La riserva Bosco Tanali si trova sul lato occidentale del Padule di Bientina alle pendici del Monte Pisano. Occupa 150 ettari di bosco e canneto ai margini dell’ex alveo dell’antico lago Sextum, il più grande lago della Toscana prosciugato con lavori di bonifica dai Granduchi tra XVIII e XIX secolo.

Alcune opere successive di bonifica dell’area del Padule hanno costituito una cassa di colmata o “bottaccio” che, per effetto dell’impaludamento del Rio Tanali ha creato l’attuale zona umida preservando rari habitat come il bosco con l’ontano nero, il pioppo, la farnia nonché il “cariceto”, ossia la zona permanentemente umida a protezione delle specie a rischio di estinzione. L’area racchiude quindi una varietà di ambienti molto significativi: prati umidi periodicamente allagati, boschi umidi, canneti e specchi d’acqua, ambienti importanti per la vita di molte specie di piante ed animali. Numerose le specie di uccelli presenti: l’area è un piccolo paradiso per gli amanti del birdwatching grazie a sentieri che guidano in punti strategici di osservazione nascosti nella vegetazione.

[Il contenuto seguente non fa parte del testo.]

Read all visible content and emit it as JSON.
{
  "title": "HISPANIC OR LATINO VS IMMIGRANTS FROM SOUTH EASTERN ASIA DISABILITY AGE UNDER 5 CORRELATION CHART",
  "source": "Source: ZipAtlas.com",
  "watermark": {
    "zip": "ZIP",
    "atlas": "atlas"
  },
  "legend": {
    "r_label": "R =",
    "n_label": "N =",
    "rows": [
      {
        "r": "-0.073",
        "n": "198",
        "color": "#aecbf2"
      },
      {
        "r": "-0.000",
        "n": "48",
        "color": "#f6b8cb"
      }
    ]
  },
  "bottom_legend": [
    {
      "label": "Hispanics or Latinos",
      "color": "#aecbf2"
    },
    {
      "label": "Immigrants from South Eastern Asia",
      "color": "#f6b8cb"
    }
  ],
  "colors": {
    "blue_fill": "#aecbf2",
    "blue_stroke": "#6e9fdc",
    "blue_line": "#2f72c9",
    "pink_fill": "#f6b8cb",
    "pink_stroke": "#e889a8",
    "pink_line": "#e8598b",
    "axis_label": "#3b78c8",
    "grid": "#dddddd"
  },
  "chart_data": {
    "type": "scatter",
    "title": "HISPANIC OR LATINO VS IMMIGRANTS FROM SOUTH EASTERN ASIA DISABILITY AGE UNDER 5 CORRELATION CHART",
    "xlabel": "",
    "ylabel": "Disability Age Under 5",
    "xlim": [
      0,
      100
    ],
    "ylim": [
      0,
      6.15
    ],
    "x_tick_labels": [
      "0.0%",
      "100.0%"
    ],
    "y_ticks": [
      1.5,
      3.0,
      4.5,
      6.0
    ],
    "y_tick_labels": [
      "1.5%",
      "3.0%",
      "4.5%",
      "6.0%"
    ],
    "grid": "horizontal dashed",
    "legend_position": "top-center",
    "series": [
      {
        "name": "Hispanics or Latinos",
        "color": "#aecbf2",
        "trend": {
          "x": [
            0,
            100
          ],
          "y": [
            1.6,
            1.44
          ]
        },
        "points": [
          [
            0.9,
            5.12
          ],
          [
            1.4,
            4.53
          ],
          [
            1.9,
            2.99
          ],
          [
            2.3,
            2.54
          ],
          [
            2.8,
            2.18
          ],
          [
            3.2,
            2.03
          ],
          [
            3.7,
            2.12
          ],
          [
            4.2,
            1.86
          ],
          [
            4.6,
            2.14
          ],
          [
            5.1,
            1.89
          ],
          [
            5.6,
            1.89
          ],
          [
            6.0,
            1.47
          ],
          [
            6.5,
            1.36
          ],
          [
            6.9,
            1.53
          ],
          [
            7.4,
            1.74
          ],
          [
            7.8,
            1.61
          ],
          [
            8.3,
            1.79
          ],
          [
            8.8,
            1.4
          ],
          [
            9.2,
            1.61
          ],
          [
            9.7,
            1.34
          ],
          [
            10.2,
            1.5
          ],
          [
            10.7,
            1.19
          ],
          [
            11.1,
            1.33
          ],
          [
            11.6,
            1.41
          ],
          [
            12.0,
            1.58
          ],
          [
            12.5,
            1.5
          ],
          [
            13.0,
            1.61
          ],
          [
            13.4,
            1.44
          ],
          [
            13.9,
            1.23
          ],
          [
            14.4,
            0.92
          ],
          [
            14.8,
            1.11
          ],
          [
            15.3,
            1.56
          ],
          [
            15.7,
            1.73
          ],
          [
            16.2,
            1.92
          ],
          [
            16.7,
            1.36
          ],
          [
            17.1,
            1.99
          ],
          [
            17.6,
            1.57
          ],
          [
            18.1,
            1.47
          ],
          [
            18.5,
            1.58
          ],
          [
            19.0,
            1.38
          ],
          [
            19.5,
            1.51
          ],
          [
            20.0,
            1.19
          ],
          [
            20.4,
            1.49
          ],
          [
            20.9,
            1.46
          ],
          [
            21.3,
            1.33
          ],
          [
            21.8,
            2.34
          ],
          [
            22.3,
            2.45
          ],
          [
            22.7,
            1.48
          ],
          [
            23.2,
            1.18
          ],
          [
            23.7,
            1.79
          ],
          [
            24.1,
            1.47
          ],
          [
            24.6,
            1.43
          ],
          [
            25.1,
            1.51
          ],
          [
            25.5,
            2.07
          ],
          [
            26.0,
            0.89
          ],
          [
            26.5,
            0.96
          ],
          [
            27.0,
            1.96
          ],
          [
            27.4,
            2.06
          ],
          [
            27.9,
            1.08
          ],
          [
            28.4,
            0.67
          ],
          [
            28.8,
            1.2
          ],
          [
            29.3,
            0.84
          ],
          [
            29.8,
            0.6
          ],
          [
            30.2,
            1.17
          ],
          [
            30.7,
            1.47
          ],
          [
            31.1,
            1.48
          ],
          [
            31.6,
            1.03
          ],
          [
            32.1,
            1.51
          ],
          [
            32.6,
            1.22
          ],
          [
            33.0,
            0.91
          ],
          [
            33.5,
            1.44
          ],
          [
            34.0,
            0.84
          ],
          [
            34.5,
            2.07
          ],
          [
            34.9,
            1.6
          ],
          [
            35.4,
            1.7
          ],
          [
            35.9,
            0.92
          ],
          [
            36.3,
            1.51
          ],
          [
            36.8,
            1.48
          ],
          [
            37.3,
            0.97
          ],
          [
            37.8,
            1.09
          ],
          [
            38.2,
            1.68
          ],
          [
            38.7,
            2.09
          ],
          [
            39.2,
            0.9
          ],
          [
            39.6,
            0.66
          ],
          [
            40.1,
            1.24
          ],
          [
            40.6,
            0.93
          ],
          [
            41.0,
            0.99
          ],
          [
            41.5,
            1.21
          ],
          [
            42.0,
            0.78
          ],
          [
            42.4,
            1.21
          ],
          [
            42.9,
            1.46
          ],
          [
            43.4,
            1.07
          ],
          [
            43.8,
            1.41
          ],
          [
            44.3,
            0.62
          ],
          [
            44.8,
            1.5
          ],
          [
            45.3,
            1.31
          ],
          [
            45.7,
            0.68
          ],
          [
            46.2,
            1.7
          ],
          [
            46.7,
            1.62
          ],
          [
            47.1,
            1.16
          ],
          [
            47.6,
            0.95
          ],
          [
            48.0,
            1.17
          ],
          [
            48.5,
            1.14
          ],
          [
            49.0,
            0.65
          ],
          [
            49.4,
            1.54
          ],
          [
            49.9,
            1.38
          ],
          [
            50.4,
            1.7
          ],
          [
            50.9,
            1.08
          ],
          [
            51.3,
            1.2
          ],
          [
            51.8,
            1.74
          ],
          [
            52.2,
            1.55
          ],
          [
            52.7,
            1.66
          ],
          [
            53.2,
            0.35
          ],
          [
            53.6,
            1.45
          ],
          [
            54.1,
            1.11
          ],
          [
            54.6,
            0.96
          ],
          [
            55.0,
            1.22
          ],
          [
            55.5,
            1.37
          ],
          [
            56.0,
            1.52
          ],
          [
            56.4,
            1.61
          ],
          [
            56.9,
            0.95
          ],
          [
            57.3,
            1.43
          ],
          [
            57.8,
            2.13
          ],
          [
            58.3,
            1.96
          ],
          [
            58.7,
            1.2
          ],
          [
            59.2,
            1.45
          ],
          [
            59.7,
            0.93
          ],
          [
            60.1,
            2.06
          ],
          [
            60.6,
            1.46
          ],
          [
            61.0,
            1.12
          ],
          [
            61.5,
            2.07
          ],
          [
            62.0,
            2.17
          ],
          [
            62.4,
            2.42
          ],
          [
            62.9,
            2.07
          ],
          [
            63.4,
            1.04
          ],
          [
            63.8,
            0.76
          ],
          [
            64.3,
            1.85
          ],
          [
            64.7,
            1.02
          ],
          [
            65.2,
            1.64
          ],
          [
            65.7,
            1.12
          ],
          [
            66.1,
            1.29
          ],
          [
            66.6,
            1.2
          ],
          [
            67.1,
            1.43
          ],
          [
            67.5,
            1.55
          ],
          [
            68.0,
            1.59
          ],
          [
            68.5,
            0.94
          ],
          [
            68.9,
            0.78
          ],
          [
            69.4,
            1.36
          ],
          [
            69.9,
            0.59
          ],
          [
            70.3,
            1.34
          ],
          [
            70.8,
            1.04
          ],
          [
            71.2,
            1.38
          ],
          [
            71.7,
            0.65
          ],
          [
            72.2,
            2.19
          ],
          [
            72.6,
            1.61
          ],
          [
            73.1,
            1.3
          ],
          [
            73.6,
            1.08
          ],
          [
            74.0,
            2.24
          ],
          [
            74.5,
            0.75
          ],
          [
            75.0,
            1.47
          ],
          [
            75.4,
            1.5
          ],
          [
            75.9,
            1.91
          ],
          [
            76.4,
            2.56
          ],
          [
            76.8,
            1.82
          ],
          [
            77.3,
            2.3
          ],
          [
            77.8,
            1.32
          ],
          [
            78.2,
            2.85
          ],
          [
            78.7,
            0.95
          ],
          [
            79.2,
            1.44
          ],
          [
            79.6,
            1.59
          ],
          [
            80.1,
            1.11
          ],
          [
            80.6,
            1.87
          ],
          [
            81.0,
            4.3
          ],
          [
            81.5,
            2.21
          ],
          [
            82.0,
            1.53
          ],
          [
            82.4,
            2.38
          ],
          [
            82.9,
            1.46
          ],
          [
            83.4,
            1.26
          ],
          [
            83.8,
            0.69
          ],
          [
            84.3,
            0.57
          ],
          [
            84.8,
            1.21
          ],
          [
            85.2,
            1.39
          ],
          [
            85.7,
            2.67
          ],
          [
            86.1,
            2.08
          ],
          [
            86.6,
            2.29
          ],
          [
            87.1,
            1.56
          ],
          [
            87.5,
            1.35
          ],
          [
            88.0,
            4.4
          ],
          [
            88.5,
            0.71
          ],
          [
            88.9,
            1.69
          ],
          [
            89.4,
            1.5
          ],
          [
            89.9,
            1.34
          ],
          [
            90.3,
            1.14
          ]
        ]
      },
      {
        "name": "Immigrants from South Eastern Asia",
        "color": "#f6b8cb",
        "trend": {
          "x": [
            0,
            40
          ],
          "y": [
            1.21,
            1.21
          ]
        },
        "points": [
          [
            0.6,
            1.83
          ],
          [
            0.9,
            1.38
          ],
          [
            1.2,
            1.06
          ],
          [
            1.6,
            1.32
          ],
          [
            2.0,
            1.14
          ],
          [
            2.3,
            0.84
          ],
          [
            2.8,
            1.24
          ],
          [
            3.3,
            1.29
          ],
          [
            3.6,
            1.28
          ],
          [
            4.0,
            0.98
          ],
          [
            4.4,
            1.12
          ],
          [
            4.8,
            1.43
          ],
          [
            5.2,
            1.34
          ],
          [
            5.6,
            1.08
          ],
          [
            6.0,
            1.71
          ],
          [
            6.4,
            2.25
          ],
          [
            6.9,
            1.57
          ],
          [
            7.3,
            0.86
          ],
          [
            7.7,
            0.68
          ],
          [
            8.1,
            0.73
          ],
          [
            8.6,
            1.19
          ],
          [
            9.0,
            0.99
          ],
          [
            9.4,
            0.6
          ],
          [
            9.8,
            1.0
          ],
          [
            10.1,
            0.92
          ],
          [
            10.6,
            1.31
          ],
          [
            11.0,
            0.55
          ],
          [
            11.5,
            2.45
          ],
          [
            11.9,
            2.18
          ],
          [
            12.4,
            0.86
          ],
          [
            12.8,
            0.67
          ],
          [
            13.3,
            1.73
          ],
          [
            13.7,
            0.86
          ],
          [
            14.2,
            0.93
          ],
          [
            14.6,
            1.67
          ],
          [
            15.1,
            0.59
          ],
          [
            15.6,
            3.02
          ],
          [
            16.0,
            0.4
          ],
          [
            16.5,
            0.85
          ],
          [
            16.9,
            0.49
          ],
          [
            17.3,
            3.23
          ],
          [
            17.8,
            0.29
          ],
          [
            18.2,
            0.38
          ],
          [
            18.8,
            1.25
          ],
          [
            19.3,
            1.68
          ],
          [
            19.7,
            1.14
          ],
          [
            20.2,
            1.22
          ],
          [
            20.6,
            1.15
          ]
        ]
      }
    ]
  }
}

Il Comune di Bientina ha dato in gestione la riserva alla Legambiente Valdera.  L’ingresso al bosco è aperto tutto l’anno nel rispetto del regolamento e dell’ambiente. Il periodo migliore per una visita è la primavera (marzo-maggio), mentre è sconsigliata l’estate.

La riserva è situata nel comune di Bientina in località Caccialupi, ad est della Statale 439 Sarzanese-Valdera. L’ingresso del bosco è contrassegnato da una freccia di legno sul margine stradale e da una bacheca in legno.